6. The transition is creating a large group of hesitant buyers. Many people are unsure what their next vehicle purchase should be, so they delay the decision. They keep maintaining their current vehicle, purchase a used car as a stop gap, or keep relying on their current alternative -- bus, Uber, mooching rides off friends, whatever.

In other words, demand for combustion engines will drop faster than demand for EV's will rise.

7. The other points mean that manufacturing capacity is higher than demand, which means lower prices. Which means shrinking of already low profit margins, perhaps even into the negative.

8. And EV's won't be a panacea. Their price is dropping too. Tesla will be blamed for leading the price drops, but it's really the Chinese leading that charge. BYD has an €8200 vehicle coming soon, the Seagull. It's not a golf cart, it meets full Euro safety specs. Geely has a stable of European brands (Volvo, Polestar, MG and Lotus) that it can and will use to sell Chinese cars at Chinese prices without the Chinese stigma. (cf MG4).

The Chinese have been ignoring overseas markets for a while now since they could sell everything they make domestically, but now that prices are cratering in China they're going to look to export to keep profits up. Most Chinese manufacturers will fail, but there are >100 of them, and even if a couple succeed it'll be massive.

9. Look up the "Altman Z score", and then take a look at this: https://cleantechnica.com/files/2023/03/Graph-Tony.png A score below 3 predicts upcoming bankruptcy. People complain that Tesla is over-priced, but IMO it's that the others are underpriced -- their price includes a significant bankruptcy risk. Not all of them will go bankrupt: once the survivors lose the bankruptcy risk discount, their value should go up.

10. The usual risks of large companies riding a significant technology change, coupled with significant supply chain challenges.

11. HN is highly skeptical about autonomous driving, but if it does happen it will have a significant unpredictable change on the market.

12. The uncertainty of the Inflation Reduction Act. Manufacturers are betting heavily on the subsidies in the IRA, but the chances of a rug pull in 2024 are high. OTOH, those not betting on the subsidies will lose heavily if the rug isn't pulled.

13. 80% of Lithium refining is done in China, and the odds of a trade war with China seem high.

14. Many legacy manufacturers make a surprising proportion of their volume and profit selling into China. That's vulnerable.

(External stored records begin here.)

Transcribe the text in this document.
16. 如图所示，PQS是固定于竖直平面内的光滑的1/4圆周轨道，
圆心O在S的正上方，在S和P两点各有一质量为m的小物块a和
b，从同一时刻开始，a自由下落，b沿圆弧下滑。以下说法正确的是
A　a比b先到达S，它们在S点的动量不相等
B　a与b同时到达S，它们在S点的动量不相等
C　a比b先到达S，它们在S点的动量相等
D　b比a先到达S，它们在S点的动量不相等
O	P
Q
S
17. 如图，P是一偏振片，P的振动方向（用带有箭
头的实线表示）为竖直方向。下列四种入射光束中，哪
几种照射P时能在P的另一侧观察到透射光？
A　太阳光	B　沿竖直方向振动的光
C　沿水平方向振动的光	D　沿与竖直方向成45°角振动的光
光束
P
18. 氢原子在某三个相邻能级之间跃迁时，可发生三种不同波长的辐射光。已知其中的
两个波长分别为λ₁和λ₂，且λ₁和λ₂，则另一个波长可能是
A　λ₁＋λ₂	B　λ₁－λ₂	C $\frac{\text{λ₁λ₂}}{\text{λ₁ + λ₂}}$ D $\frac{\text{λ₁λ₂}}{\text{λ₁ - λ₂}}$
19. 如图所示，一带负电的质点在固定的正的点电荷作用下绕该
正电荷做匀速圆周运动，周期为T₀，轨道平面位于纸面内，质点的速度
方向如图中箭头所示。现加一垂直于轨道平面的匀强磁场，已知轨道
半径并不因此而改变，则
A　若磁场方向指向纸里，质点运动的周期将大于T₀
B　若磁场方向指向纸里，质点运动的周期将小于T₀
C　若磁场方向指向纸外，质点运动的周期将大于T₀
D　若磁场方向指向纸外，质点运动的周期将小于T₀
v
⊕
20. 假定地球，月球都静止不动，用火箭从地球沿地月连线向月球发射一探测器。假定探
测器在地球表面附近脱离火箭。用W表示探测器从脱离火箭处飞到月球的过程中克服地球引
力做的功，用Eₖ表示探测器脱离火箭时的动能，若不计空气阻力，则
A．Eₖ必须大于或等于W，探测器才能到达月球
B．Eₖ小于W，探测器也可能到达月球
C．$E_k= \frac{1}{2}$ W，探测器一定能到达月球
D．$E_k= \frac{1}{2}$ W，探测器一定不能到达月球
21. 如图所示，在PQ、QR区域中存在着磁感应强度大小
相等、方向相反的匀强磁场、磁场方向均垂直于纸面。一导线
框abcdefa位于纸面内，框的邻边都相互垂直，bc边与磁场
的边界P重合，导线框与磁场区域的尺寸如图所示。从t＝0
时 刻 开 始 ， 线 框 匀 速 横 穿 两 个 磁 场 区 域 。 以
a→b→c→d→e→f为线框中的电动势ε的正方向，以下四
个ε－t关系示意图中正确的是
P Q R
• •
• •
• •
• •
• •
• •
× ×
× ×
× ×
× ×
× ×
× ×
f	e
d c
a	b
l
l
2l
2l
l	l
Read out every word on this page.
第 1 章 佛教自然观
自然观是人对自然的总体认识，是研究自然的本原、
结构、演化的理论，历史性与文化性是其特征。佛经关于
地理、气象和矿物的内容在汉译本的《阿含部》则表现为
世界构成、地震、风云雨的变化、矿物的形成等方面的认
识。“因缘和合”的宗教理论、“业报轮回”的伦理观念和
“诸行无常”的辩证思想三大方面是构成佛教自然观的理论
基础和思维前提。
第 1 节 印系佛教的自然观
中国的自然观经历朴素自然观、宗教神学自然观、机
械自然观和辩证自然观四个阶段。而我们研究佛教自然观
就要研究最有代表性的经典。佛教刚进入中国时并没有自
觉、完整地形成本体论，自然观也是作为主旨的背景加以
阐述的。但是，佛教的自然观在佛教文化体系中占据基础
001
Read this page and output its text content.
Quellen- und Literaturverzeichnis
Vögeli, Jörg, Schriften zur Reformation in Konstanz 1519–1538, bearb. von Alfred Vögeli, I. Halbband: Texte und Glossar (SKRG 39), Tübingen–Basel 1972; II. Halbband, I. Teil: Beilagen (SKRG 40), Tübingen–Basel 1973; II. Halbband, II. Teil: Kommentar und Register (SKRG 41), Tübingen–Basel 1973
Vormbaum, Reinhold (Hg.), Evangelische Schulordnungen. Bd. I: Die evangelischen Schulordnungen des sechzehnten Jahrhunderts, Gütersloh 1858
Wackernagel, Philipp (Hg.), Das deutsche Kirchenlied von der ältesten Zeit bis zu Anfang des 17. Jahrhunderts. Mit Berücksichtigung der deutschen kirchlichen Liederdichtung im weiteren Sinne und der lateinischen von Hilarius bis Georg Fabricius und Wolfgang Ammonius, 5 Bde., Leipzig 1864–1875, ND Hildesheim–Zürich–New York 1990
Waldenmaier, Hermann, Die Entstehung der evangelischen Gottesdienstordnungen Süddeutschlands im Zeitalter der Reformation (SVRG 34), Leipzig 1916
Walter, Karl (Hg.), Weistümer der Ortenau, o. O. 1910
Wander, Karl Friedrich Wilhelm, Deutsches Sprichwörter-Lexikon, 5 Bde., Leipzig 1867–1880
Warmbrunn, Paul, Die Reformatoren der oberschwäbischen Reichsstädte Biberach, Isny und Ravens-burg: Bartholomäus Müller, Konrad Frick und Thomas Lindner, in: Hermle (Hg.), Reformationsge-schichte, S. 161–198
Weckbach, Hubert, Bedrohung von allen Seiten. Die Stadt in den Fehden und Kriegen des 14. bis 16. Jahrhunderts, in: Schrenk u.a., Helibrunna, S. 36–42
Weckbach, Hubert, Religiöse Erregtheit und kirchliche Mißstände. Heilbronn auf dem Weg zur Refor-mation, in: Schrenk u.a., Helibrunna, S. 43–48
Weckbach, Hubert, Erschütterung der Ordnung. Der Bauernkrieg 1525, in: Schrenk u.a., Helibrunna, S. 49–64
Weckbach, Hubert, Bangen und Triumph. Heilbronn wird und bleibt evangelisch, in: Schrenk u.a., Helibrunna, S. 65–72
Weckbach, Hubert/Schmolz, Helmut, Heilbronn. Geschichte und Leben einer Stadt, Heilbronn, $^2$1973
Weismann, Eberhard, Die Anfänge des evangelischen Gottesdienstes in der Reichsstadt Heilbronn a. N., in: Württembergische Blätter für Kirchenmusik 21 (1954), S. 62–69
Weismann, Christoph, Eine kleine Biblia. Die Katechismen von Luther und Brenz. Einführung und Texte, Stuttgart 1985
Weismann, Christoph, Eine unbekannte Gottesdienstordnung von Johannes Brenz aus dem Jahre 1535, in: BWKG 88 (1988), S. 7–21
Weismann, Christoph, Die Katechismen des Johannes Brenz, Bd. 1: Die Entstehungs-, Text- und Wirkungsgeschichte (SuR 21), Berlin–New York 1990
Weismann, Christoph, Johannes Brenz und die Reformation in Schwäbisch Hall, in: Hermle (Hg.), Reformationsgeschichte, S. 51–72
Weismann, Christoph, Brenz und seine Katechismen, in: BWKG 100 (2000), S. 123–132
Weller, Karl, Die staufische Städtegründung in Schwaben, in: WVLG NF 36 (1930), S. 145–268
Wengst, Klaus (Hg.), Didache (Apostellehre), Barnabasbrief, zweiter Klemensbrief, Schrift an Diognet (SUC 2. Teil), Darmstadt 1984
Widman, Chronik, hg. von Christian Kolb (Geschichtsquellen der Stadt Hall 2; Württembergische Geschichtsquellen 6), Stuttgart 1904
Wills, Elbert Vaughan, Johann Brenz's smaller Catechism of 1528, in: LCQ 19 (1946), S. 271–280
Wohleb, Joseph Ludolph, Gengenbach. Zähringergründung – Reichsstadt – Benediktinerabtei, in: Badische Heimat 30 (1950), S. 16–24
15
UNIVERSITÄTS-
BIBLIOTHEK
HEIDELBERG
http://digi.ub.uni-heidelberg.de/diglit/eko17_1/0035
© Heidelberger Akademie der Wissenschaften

15. Carmakers have a lot of debt backed by consumer leases. High interest rates make that a lot more expensive.

I'm sure I'm wrong about some of those points, but even just a few could be devastating to a low margin business like automotive manufacturing.


> Look up the "Altman Z score", and then take a look at this: https://cleantechnica.com/files/2023/03/Graph-Tony.png A score below 3 predicts upcoming bankruptcy.

Right, now look at this (I wanna call it an infographic) image: https://xkcd.com/605/

Reporting 100% growth because you sold 1 banana last month and 2 bananas this month is misleading.

Tesla's growth of +60% since 2015 is impressive only because they were selling so few cars in 2015. Were they selling the same as Renault, or any other well-recognised brand it would be impressive.

Also, look up the book "How to lie with statistics", get it and then read it.


In the US Tesla now sells more cars than Volkswagen.

My prediction isn't that Tesla will win. My prediction is that Tesla will survive.

It's quite probable that some of the legacy manufacturers will survive and thrive and become more valuable than Tesla.

But some will not, they'll either go bankrupt or get swallowed like Chrysler, Fiat etc.